Dans les années 1950, Vercors s'interroge sur la définition de ce qu'est un Homme. Ne parvenant pas à une réponse claire, il imagine ce roman dans lequel une équipe de scientifiques, à la recherche du “chaînon manquant”, découvre une nouvelle espèce d'hominidés qu'ils sont bien incapables de classer en tant qu'“Hommes” ou “animaux”. La question devant être tranchée rapidement pour contrecarrer les vues de certains industriels sur cette main d'œuvre bon marché providentielle, ils imaginent un moyen pour obliger les autorités à prendre position. S'en suivra une véritable tornade judiciaire et politique qui aura pour mission de répondre à cette question insoluble : qu'est-ce qui distingue l'animal de l'Homme, cet animal dénaturé ?

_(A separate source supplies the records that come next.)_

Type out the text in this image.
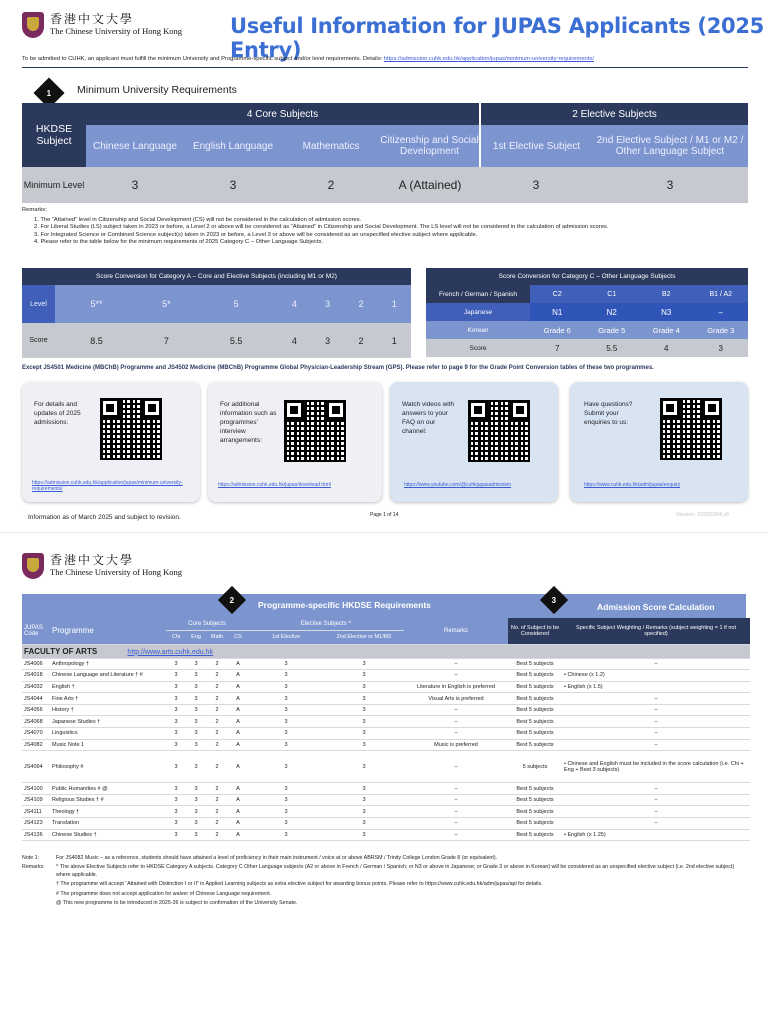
香港中文大學
The Chinese University of Hong Kong Useful Information for JUPAS Applicants (2025 Entry)
To be admitted to CUHK, an applicant must fulfill the minimum University and Programme-specific subject and/or level requirements. Details: https://admission.cuhk.edu.hk/application/jupas/minimum-university-requirements/
1 Minimum University Requirements
HKDSE Subject	4 Core Subjects				2 Elective Subjects	
	Chinese Language	English Language	Mathematics	Citizenship and Social Development	1st Elective Subject	2nd Elective Subject / M1 or M2 / Other Language Subject
Minimum Level	3	3	2	A (Attained)	3	3
Remarks:
1. The “Attained” level in Citizenship and Social Development (CS) will not be considered in the calculation of admission scores.
2. For Liberal Studies (LS) subject taken in 2023 or before, a Level 2 or above will be considered as “Attained” in Citizenship and Social Development. The LS level will not be considered in the calculation of admission scores.
3. For Integrated Science or Combined Science subject(s) taken in 2023 or before, a Level 3 or above will be considered as an unspecified elective subject where applicable.
4. Please refer to the table below for the minimum requirements of 2025 Category C – Other Language Subjects.
Score Conversion for Category A – Core and Elective Subjects (including M1 or M2)							
Level	5**	5*	5	4	3	2	1
Score	8.5	7	5.5	4	3	2	1
Score Conversion for Category C – Other Language Subjects				
French / German / Spanish	C2	C1	B2	B1 / A2
Japanese	N1	N2	N3	–
Korean	Grade 6	Grade 5	Grade 4	Grade 3
Score	7	5.5	4	3
Except JS4501 Medicine (MBChB) Programme and JS4502 Medicine (MBChB) Programme Global Physician-Leadership Stream (GPS). Please refer to page 9 for the Grade Point Conversion tables of these two programmes.
For details and updates of 2025 admissions:
https://admission.cuhk.edu.hk/application/jupas/minimum-university-requirements/
For additional information such as programmes’ interview arrangements:
https://admission.cuhk.edu.hk/jupas/download.html
Watch videos with answers to your FAQ on our channel:
https://www.youtube.com/@cuhkjupasadmission
Have questions? Submit your enquiries to us:
https://www.cuhk.edu.hk/adm/jupas/enquiry
Information as of March 2025 and subject to revision.	Page 1 of 14	Version: 20250304.v5
香港中文大學
The Chinese University of Hong Kong
2
Programme-specific HKDSE Requirements
3
Admission Score Calculation
JUPAS Code	Programme	Core Subjects				Elective Subjects ^		Remarks	No. of Subject to be Considered	Specific Subject Weighting / Remarks (subject weighting = 1 if not specified)
		Chi	Eng	Math	CS	1st Elective	2nd Elective or M1/M2			
FACULTY OF ARTS http://www.arts.cuhk.edu.hk										
JS4006	Anthropology †	3	3	2	A	3	3	–	Best 5 subjects	–
JS4018	Chinese Language and Literature † #	3	3	2	A	3	3	–	Best 5 subjects	• Chinese (x 1.2)
JS4032	English †	3	3	2	A	3	3	Literature in English is preferred	Best 5 subjects	• English (x 1.5)
JS4044	Fine Arts †	3	3	2	A	3	3	Visual Arts is preferred	Best 5 subjects	–
JS4056	History †	3	3	2	A	3	3	–	Best 5 subjects	–
JS4068	Japanese Studies †	3	3	2	A	3	3	–	Best 5 subjects	–
JS4070	Linguistics	3	3	2	A	3	3	–	Best 5 subjects	–
JS4082	Music Note 1	3	3	2	A	3	3	Music is preferred	Best 5 subjects	–
JS4094	Philosophy #	3	3	2	A	3	3	–	5 subjects	• Chinese and English must be included in the score calculation (i.e. Chi + Eng + Best 3 subjects)
JS4100	Public Humanities # @	3	3	2	A	3	3	–	Best 5 subjects	–
JS4109	Religious Studies † #	3	3	2	A	3	3	–	Best 5 subjects	–
JS4111	Theology †	3	3	2	A	3	3	–	Best 5 subjects	–
JS4123	Translation	3	3	2	A	3	3	–	Best 5 subjects	–
JS4136	Chinese Studies †	3	3	2	A	3	3	–	Best 5 subjects	• English (x 1.25)
Note 1:	For JS4082 Music – as a reference, students should have attained a level of proficiency in their main instrument / voice at or above ABRSM / Trinity College London Grade 8 (or equivalent).
Remarks:	^ The above Elective Subjects refer to HKDSE Category A subjects. Category C Other Language subjects (A2 or above in French / German / Spanish; or N3 or above in Japanese; or Grade 3 or above in Korean) will be considered as an unspecified elective subject (i.e. 2nd elective subject) where applicable.
† The programme will accept “Attained with Distinction I or II” in Applied Learning subjects as extra elective subject for awarding bonus points. Please refer to https://www.cuhk.edu.hk/adm/jupas/apl for details.
# The programme does not accept application for waiver of Chinese Language requirement.
@ This new programme to be introduced in 2025-26 is subject to confirmation of the University Senate.
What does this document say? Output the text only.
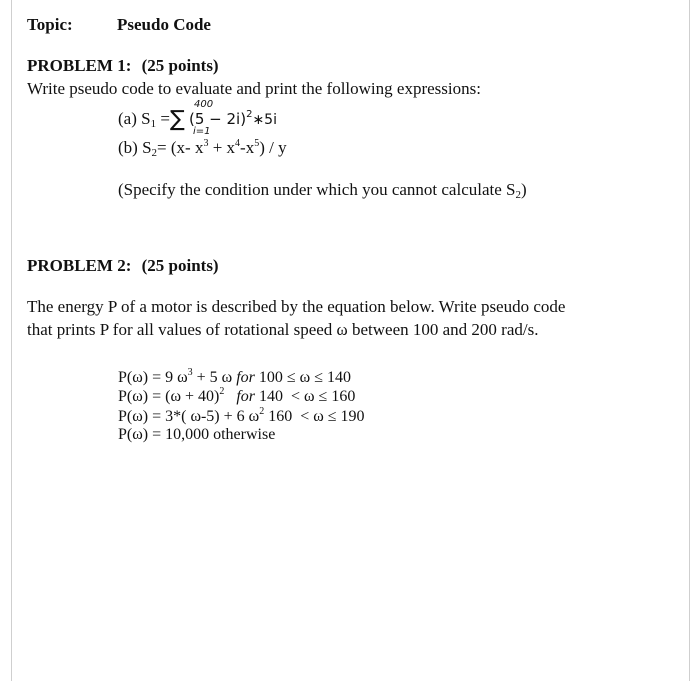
Topic:	Pseudo Code
PROBLEM 1: (25 points)
Write pseudo code to evaluate and print the following expressions:
(a) $S_1$ =∑ $(5 - 2i)^2∗5i$
400
i=1
(b) $S_2= (x-$ $x^3 + x^4-x^5) / y$
(Specify the condition under which you cannot calculate $S_2$)
PROBLEM 2: (25 points)
The energy P of a motor is described by the equation below. Write pseudo code
that prints P for all values of rotational speed ω between 100 and 200 rad/s.
P(ω) = 9 $\omega^3 + 5$ ω for 100 ≤ ω ≤ 140
$P(\omega) = (\omega + 40)^2$   for 140  < ω ≤ 160
P(ω) = 3*( ω-5) + 6 $\omega^2$ 160  < ω ≤ 190
P(ω) = 10,000 otherwise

Ce n'est pas que c'est difficile, mon vieux, c'est que c'est arbitraire. Il vaudrait mieux tirer au sort, cela irait plus vite. Et ce ne serait pas moins exact. Il y a trois cents ans que Locke a demandé, à propos des monstres humains, quelle est la borne entre la figure humaine et l'animale, quel est le point de monstruosité auquel il faut se fixer pour ne pas baptiser un enfant, pour ne pas lui accorder une âme. Vous voyez que ce n'est pas nouveau. Alors vous comprenez que ce n'est ni en trois jours ni en trois mois qu'on fixera un point qui traîne depuis des siècles.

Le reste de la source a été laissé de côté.